Mr. Lawrence had a full range as a poet. Here's another:

Beautiful Old Age
--D.H. Lawrence

It ought to be lovely to be old
to be full of the peace that comes of experience
and wrinkled ripe fulfilment.

The wrinkled smile of completeness that follows a life
lived undaunted and unsoured with accepted lies
they would ripen like apples, and be scented like pippins
in their old age.

Soothing, old people should be, like apples
when one is tired of love.
Fragrant like yellowing leaves, and dim with the soft
stillness and satisfaction of autumn.

And a girl should say:
It must be wonderful to live and grow old.
Look at my mother, how rich and still she is! -

And a young man should think: By Jove
my father has faced all weathers, but it's been a life!

Les

Re: Novelists who wrote the odd poem
Posted by: marian2 (192.168.128.---)
Date: September 08, 2021 02:08AM

That's a beauty, too, Les - I shall hie me off to a library and find a book of his poetry if I can. On the strength of his novels (I struggled through The Virgin and the Gypsy, and tried Lady Chatterley's Lover, watched half a film of Sons and Lovers and bits of one other film before deciding there were things I prefer to read/watch (eg Cornflake Packets)) I thought Piano was probably a fluke and wouldn't have looked further. Thanks a million!

Re: Novelists who wrote the odd poem
Posted by: marian2 (192.168.128.---)
Date: September 08, 2021 11:26AM

Returned bowed down under his complete works (2 volumes), Kipling's Complete Works and a Liz Lochhead's Collected Poems (1967-84). A Mother Worries, one I'm trying to find for a friend isn't in the Lochead unfortunately.

So I shall be offline for some time!!!

Re: Novelists who wrote the odd poem
Posted by: lg (Moderator)
Date: September 09, 2021 12:24AM

One more before you leave:

Firelight and Nightfall
--D. H. Lawrence

The darkness steals the forms of all the queens,
But oh, the palms of his two black hands are red,
Inflamed with binding up the sheaves of dead
Hours that were once all glory and all queens.

And I remember all the sunny hours
Of queens in hyacinth and skies of gold,
And morning singing where the woods are scrolled
And diapered above the chaunting flowers.

Here lamps are white like snowdrops in the grass;
The town is like a churchyard, all so still
And grey now night is here; nor will
Another torn red sunset come to pass.

Les

Re: Novelists who wrote the odd poem
Posted by: rikki (192.168.128.---)
Date: September 20, 2021 11:32PM

James Purdy who wrote the novels 'Malcolm', 'I am Elijah Thrush' and 'Eustace Chisolm and the Works', amongst others, also wrote poetry.
I find his novels quite fascinating - haunting and poetic with unusual characters - but I've only been able to find one of his poems (probably because of copyright). Does anyone have any of his other poems?

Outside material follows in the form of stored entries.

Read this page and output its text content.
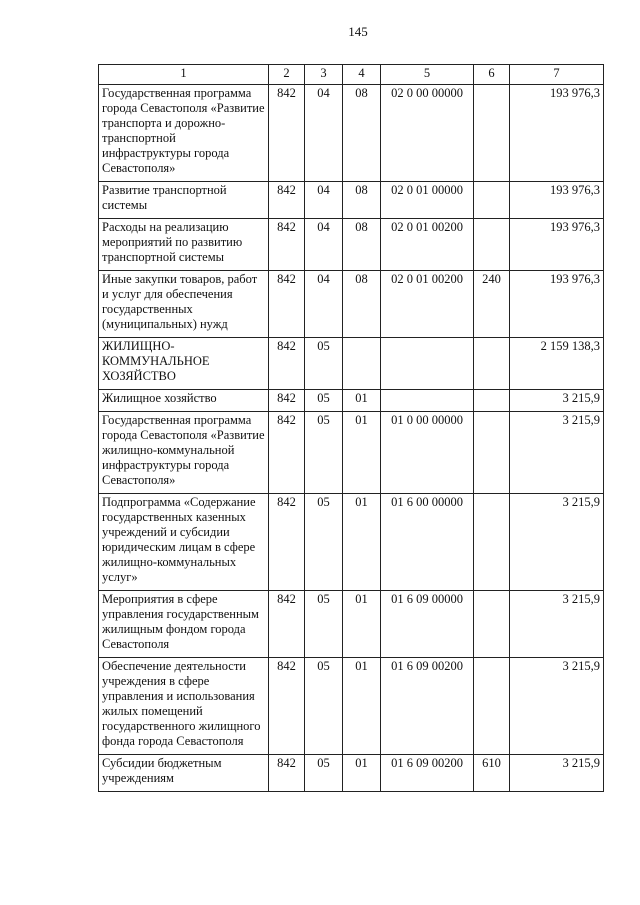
145
1	2	3	4	5	6	7
Государственная программа города Севастополя «Развитие транспорта и дорожно-транспортной инфраструктуры города Севастополя»	842	04	08	02 0 00 00000		193 976,3
Развитие транспортной системы	842	04	08	02 0 01 00000		193 976,3
Расходы на реализацию мероприятий по развитию транспортной системы	842	04	08	02 0 01 00200		193 976,3
Иные закупки товаров, работ и услуг для обеспечения государственных (муниципальных) нужд	842	04	08	02 0 01 00200	240	193 976,3
ЖИЛИЩНО-КОММУНАЛЬНОЕ ХОЗЯЙСТВО	842	05				2 159 138,3
Жилищное хозяйство	842	05	01			3 215,9
Государственная программа города Севастополя «Развитие жилищно-коммунальной инфраструктуры города Севастополя»	842	05	01	01 0 00 00000		3 215,9
Подпрограмма «Содержание государственных казенных учреждений и субсидии юридическим лицам в сфере жилищно-коммунальных услуг»	842	05	01	01 6 00 00000		3 215,9
Мероприятия в сфере управления государственным жилищным фондом города Севастополя	842	05	01	01 6 09 00000		3 215,9
Обеспечение деятельности учреждения в сфере управления и использования жилых помещений государственного жилищного фонда города Севастополя	842	05	01	01 6 09 00200		3 215,9
Субсидии бюджетным учреждениям	842	05	01	01 6 09 00200	610	3 215,9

but a sea that is grass and has leaves and trees
flowers of a thousand thousand hues
this is the sea that is billowing but not blue

when the wind bends down to kiss its head
the grass is all waves without being wet
flowing and rising and falling and towering
the green sea so kind to wanderers

the wind bends low and kisses again
and small birds rise from their nests content


Re: Novelists who wrote the odd poem
Posted by: rikki (192.168.128.---)
Date: November 02, 2021 06:28PM

This is an old thread but ... I was browsing on line and just happened to find this


[www.mercantilelibrary.org]


Still haven't found any more poems though.